Die Summe war politisch schwer zu vermitteln. Aber irgendwann haben wir das Geld bekommen, konnten loslegen und 1996 das Grend öffnen. Dass dies aber auf Dauer zu wenig sein würde, wussten wir schon damals.
Und seitdem ist es eigentlich ein ständiges Ringen um die Förderung – ein extrem leidiges Thema, auch wenn es hier und da mal kleine Erhöhungen gab.
Welche entscheidenden Punkte haben das Haus überleben lassen?
Brackmann: Der durchschlagende Erfolg des Erstlingsstückes des Theaters Freudenhaus aus der Feder von Autor Sigi Domke, „Freunde der italienischen Oper“, hat uns Ansehen gebracht und Einnahmen beschert. Das Zusammenführen der Einzelvereine Werkstatt und Zimmertheater in Essen in eine gemeinsame Struktur hat uns viel Handlungsspielraum untereinander gebracht, um die Einnahmen gerecht zu verteilen und das Programm zu steuern.
Und der Einbau einer Lüftungsanlage Ende der 1990er-Jahre im Veranstaltungsraum hat den Konzertbereich überleben lassen. Wegen der schlechten Luft standen sonst immer die Fenster offen. Nachbarn beschwerten sich über den Lärm, wir hätten den Bereich schließen müssen.
Stand das Grend mal richtig auf der Kippe?
Brackmann: Eigentlich hatten wir jahrelang eine Dauerkrise. Es gab immer wieder Momente, in denen der Stadtkämmerer oder die Politik Kürzungen angekündigt hatten. Wir haben aber frühzeitig Steuerungselemente eingebaut, mit denen wir das Haus auch in schwierigen Zeiten weiterführen konnten. Deshalb haben wir Mitte 2000 einen Haustarif eingeführt. Alle Mitarbeiter haben im Dienst der Sache auf ihr tariflich dem öffentlichen Dienst gleichgestelltes Gehalt verzichtet.
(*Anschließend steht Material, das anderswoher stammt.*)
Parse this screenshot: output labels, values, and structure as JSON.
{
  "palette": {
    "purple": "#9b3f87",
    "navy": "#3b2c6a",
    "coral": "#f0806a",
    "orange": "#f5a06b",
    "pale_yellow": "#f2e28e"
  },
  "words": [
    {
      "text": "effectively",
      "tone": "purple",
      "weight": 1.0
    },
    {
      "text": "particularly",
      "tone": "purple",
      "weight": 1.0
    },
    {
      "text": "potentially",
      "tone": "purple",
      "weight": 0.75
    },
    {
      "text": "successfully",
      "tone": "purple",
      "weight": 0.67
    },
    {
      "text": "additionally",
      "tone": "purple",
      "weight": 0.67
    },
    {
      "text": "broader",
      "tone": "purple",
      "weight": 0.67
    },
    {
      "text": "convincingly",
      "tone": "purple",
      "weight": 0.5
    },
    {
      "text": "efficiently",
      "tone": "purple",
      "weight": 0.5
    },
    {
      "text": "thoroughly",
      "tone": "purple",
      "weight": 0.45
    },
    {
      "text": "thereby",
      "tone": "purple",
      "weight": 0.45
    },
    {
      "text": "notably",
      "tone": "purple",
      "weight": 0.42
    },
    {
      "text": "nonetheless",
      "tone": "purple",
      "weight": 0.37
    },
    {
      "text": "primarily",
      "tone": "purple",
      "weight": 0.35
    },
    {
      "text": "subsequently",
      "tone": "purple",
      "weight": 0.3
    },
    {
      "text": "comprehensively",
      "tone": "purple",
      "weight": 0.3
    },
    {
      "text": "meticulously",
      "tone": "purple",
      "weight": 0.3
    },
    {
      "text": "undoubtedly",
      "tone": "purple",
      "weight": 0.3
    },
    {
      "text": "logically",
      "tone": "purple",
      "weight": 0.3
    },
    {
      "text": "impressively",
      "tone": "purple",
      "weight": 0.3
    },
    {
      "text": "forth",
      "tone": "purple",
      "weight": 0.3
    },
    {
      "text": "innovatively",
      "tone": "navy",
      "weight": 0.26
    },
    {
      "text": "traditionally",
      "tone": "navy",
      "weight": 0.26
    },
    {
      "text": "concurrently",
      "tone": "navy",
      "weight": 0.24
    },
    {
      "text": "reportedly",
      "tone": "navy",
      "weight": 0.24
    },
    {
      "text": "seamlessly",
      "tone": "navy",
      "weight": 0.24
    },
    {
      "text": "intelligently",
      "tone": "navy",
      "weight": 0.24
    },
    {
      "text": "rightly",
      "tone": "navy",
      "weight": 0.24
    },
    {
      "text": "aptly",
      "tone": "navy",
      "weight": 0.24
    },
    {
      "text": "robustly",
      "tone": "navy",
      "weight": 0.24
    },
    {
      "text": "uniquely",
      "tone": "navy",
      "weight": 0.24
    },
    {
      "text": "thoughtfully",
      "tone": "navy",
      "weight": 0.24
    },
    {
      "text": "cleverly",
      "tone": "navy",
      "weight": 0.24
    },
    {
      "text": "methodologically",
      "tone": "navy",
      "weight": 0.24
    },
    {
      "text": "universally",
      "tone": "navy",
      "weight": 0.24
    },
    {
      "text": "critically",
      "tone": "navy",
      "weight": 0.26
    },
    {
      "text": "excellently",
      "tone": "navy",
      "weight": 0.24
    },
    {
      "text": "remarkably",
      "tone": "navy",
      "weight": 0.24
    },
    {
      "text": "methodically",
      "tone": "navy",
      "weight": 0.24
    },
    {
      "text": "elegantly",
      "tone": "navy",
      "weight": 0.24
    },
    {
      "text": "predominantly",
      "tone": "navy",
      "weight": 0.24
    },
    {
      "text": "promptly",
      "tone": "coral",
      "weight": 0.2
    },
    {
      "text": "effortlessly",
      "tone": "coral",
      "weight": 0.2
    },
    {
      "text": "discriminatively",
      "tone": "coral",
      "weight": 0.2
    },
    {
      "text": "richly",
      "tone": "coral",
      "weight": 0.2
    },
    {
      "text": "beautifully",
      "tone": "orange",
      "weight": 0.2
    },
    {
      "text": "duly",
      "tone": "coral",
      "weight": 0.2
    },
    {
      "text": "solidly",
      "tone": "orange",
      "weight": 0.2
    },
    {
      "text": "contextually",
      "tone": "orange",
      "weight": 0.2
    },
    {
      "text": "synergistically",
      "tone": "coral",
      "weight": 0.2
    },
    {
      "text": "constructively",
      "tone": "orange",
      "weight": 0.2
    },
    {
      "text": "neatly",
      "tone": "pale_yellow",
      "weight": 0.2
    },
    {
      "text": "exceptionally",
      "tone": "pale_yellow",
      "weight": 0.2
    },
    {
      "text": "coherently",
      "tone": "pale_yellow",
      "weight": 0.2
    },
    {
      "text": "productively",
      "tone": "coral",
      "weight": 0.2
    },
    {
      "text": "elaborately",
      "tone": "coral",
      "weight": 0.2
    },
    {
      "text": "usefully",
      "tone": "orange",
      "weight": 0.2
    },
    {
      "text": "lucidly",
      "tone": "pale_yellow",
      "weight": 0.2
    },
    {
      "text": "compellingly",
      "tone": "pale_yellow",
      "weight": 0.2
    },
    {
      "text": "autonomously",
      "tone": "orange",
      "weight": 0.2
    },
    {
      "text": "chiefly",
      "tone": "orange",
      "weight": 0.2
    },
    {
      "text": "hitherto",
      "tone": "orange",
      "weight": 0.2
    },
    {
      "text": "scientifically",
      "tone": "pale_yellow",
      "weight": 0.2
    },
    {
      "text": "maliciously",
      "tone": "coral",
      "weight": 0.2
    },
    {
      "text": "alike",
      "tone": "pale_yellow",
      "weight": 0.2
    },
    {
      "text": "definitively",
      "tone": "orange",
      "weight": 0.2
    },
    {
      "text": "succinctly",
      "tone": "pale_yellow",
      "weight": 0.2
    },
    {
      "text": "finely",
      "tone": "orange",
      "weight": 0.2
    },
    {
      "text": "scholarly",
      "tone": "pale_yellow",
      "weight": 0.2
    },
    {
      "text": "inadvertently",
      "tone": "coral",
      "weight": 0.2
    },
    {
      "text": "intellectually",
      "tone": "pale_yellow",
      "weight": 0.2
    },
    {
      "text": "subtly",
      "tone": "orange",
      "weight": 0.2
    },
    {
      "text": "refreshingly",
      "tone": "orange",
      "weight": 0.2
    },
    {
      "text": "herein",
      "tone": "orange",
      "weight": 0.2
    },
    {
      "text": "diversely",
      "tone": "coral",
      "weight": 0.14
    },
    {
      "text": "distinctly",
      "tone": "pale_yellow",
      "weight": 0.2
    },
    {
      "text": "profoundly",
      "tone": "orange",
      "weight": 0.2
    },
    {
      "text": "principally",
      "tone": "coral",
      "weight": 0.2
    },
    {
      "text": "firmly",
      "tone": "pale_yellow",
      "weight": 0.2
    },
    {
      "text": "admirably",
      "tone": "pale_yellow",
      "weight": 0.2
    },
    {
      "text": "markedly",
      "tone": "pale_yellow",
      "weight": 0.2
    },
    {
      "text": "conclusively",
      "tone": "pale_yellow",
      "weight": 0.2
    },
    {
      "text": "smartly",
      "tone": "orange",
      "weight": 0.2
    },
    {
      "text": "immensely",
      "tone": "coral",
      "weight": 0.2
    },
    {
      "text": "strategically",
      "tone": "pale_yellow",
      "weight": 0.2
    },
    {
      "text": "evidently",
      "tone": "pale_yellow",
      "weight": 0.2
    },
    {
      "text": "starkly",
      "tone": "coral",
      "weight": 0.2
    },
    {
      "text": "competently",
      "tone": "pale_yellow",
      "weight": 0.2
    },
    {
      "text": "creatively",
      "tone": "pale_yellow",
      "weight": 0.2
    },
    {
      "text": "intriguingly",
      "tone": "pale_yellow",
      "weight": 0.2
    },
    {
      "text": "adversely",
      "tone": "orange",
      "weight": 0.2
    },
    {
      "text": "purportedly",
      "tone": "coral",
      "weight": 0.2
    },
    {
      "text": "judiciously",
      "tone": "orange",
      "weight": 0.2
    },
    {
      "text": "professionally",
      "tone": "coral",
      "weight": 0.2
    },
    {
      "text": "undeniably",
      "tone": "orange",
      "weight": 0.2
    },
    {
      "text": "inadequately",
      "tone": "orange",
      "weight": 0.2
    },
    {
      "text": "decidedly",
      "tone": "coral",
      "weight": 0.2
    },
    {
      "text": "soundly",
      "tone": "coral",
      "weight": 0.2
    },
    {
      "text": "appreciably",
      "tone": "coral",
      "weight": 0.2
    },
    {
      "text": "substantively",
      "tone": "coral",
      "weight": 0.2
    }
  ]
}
Eigentlich ist das sehr ungerecht.
Wann hat sich denn der öffentliche Blick aufs Grend vom linken Nischenprodukt zur anerkannten Bereicherung des Kulturlebens gewandelt?
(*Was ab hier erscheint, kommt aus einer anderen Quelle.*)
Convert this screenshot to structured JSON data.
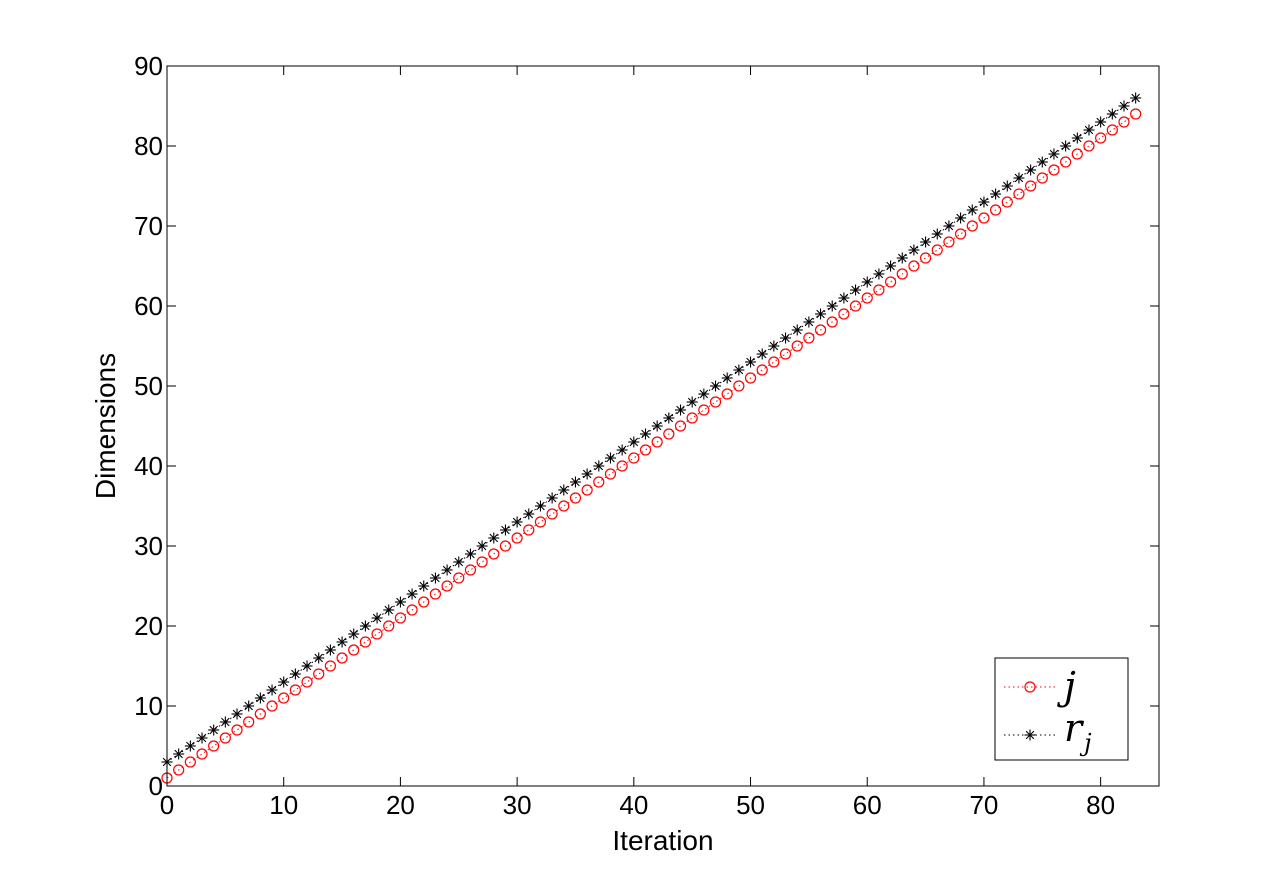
{
  "chart_data": {
    "type": "scatter",
    "xlabel": "Iteration",
    "ylabel": "Dimensions",
    "xlim": [
      0,
      85
    ],
    "ylim": [
      0,
      90
    ],
    "xticks": [
      0,
      10,
      20,
      30,
      40,
      50,
      60,
      70,
      80
    ],
    "yticks": [
      0,
      10,
      20,
      30,
      40,
      50,
      60,
      70,
      80,
      90
    ],
    "grid": false,
    "legend_position": "bottom-right",
    "series": [
      {
        "name": "j",
        "color": "#ff0000",
        "marker": "circle",
        "line": "dotted",
        "x": [
          0,
          1,
          2,
          3,
          4,
          5,
          6,
          7,
          8,
          9,
          10,
          11,
          12,
          13,
          14,
          15,
          16,
          17,
          18,
          19,
          20,
          21,
          22,
          23,
          24,
          25,
          26,
          27,
          28,
          29,
          30,
          31,
          32,
          33,
          34,
          35,
          36,
          37,
          38,
          39,
          40,
          41,
          42,
          43,
          44,
          45,
          46,
          47,
          48,
          49,
          50,
          51,
          52,
          53,
          54,
          55,
          56,
          57,
          58,
          59,
          60,
          61,
          62,
          63,
          64,
          65,
          66,
          67,
          68,
          69,
          70,
          71,
          72,
          73,
          74,
          75,
          76,
          77,
          78,
          79,
          80,
          81,
          82,
          83
        ],
        "y": [
          1,
          2,
          3,
          4,
          5,
          6,
          7,
          8,
          9,
          10,
          11,
          12,
          13,
          14,
          15,
          16,
          17,
          18,
          19,
          20,
          21,
          22,
          23,
          24,
          25,
          26,
          27,
          28,
          29,
          30,
          31,
          32,
          33,
          34,
          35,
          36,
          37,
          38,
          39,
          40,
          41,
          42,
          43,
          44,
          45,
          46,
          47,
          48,
          49,
          50,
          51,
          52,
          53,
          54,
          55,
          56,
          57,
          58,
          59,
          60,
          61,
          62,
          63,
          64,
          65,
          66,
          67,
          68,
          69,
          70,
          71,
          72,
          73,
          74,
          75,
          76,
          77,
          78,
          79,
          80,
          81,
          82,
          83,
          84
        ]
      },
      {
        "name": "r",
        "name_subscript": "j",
        "color": "#000000",
        "marker": "asterisk",
        "line": "dotted",
        "x": [
          0,
          1,
          2,
          3,
          4,
          5,
          6,
          7,
          8,
          9,
          10,
          11,
          12,
          13,
          14,
          15,
          16,
          17,
          18,
          19,
          20,
          21,
          22,
          23,
          24,
          25,
          26,
          27,
          28,
          29,
          30,
          31,
          32,
          33,
          34,
          35,
          36,
          37,
          38,
          39,
          40,
          41,
          42,
          43,
          44,
          45,
          46,
          47,
          48,
          49,
          50,
          51,
          52,
          53,
          54,
          55,
          56,
          57,
          58,
          59,
          60,
          61,
          62,
          63,
          64,
          65,
          66,
          67,
          68,
          69,
          70,
          71,
          72,
          73,
          74,
          75,
          76,
          77,
          78,
          79,
          80,
          81,
          82,
          83
        ],
        "y": [
          3,
          4,
          5,
          6,
          7,
          8,
          9,
          10,
          11,
          12,
          13,
          14,
          15,
          16,
          17,
          18,
          19,
          20,
          21,
          22,
          23,
          24,
          25,
          26,
          27,
          28,
          29,
          30,
          31,
          32,
          33,
          34,
          35,
          36,
          37,
          38,
          39,
          40,
          41,
          42,
          43,
          44,
          45,
          46,
          47,
          48,
          49,
          50,
          51,
          52,
          53,
          54,
          55,
          56,
          57,
          58,
          59,
          60,
          61,
          62,
          63,
          64,
          65,
          66,
          67,
          68,
          69,
          70,
          71,
          72,
          73,
          74,
          75,
          76,
          77,
          78,
          79,
          80,
          81,
          82,
          83,
          84,
          85,
          86
        ]
      }
    ]
  }
}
Brackmann: Ende der 1990er-Jahre haben wir uns im Rahmen der Internationalen Bauausstellung Emscherpark (IBA) in der „Off-Szene Ruhr“ breit aufstellen können. Ab da wurden wir schon anders wahrgenommen, auch weil wir in diesem Netzwerk erstmalig dann auch mit den großen Kulturplayern der Region zusammengearbeitet haben.
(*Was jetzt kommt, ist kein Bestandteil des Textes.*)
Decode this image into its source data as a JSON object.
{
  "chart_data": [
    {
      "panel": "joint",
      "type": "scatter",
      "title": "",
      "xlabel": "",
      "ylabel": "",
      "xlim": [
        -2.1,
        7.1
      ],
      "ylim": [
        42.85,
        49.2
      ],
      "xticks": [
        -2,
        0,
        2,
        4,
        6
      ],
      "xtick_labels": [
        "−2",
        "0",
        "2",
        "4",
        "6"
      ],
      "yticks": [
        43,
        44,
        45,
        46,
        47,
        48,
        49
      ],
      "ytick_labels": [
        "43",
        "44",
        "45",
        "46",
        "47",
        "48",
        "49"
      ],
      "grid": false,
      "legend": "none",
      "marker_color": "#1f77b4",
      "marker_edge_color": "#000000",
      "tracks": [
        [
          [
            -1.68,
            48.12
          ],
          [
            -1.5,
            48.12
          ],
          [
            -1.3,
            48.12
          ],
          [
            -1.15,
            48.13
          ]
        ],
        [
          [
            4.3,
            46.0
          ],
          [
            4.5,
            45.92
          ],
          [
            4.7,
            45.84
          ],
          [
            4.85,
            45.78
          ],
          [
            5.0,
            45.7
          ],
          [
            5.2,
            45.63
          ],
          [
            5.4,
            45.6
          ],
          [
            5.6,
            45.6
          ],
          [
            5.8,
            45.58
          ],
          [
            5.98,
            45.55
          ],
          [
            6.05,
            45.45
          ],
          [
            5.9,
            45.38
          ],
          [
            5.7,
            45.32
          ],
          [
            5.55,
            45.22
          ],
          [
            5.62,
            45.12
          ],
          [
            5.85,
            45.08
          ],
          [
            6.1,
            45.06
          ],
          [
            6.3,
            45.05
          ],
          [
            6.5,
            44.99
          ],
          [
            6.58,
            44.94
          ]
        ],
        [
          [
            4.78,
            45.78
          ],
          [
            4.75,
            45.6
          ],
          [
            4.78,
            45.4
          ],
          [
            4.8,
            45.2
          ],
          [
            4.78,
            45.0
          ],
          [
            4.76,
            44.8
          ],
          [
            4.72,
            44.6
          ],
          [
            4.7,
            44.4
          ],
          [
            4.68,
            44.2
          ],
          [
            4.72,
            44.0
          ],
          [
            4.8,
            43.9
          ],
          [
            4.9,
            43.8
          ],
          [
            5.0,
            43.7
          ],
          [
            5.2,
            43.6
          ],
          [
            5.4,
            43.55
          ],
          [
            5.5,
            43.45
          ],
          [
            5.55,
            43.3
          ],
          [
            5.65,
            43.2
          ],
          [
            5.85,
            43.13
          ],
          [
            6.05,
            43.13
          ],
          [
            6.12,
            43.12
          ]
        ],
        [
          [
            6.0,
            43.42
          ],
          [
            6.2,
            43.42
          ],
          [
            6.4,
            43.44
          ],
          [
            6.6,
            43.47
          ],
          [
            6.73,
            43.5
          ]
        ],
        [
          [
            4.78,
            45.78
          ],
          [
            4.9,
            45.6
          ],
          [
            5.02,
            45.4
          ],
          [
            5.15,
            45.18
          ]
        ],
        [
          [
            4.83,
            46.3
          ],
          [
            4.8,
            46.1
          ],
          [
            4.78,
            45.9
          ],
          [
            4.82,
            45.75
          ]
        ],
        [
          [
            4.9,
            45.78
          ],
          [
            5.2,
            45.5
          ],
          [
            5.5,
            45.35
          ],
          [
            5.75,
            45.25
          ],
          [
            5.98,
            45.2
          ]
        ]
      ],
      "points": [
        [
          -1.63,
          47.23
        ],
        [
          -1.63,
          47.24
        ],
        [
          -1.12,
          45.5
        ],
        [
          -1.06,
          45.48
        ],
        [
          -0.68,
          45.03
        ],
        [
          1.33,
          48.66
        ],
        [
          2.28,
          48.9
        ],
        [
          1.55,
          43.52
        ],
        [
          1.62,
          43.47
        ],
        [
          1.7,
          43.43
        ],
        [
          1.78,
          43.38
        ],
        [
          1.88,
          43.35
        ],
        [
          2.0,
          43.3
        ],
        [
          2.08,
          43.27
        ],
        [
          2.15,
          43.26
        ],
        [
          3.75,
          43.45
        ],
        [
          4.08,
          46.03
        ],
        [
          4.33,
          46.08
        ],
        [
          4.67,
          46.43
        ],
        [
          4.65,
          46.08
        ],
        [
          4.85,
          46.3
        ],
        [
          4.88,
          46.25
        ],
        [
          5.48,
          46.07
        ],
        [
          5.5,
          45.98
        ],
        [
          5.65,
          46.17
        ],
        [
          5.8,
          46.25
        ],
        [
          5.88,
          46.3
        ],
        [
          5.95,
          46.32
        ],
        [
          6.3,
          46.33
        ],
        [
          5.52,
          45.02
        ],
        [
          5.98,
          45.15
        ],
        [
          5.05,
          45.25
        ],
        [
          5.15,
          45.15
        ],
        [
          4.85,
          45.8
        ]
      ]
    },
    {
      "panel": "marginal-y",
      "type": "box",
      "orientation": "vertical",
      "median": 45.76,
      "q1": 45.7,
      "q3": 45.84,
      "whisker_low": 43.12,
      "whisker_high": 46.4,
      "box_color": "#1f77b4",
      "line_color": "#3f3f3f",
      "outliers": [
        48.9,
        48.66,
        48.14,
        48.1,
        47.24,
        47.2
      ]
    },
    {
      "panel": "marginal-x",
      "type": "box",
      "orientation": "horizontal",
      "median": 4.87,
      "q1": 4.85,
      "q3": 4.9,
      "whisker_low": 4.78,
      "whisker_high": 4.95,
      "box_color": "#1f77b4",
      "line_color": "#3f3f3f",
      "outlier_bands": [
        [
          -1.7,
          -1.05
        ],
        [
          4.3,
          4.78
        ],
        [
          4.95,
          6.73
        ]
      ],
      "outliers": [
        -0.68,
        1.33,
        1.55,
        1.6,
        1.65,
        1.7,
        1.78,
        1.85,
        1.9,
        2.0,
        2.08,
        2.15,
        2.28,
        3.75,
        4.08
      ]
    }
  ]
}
Sie sind Sie stolz auf das Erreichte?
Brackmann: Ja, aber es ist eindeutig ein Stolz auf das „Wir“. Wir können stolz sein, so ein Projekt wie das Grend ist immer auch ein Gemeinschaftsprojekt, keine One-Man-Show. Einschließlich Kursen und Vermietungen machen wir heute bis zu 600 Veranstaltungen für bis zu 60.000 Menschen pro Jahr.
Was könnte besser sein?
Brackmann: Wieder muss ich die Förderung nennen. Wir bekommen zwar von der Stadt 230.000 Euro Betriebskostenzuschuss jährlich zuzüglich Miete und Energiekosten. Das ist ein Drittel der Gesamtkosten des Zentrums. Den Rest müssen wir selbst erwirtschaften. So können wir eben nichts Neues ausprobieren oder uns weiterentwickeln. Jede Veranstaltung muss sich rechnen, Risiken können wir uns nicht leisten.
Ist so etwas wie das Grend in den nächsten Jahrzehnten noch haltbar?
Brackmann: Zum 20. Geburtstag hat uns das Glückwunschschreiben eines ehemaligen örtlichen CDU-Ratsherrn erreicht, die CDU wollte hier damals ein Heimatmuseum unterbringen. „Ich habe mich geirrt“, hat er geschrieben. Ich glaube, es ist nun einfach überall angekommen, dass das Grend eine wichtige Funktion in der Stadt hat.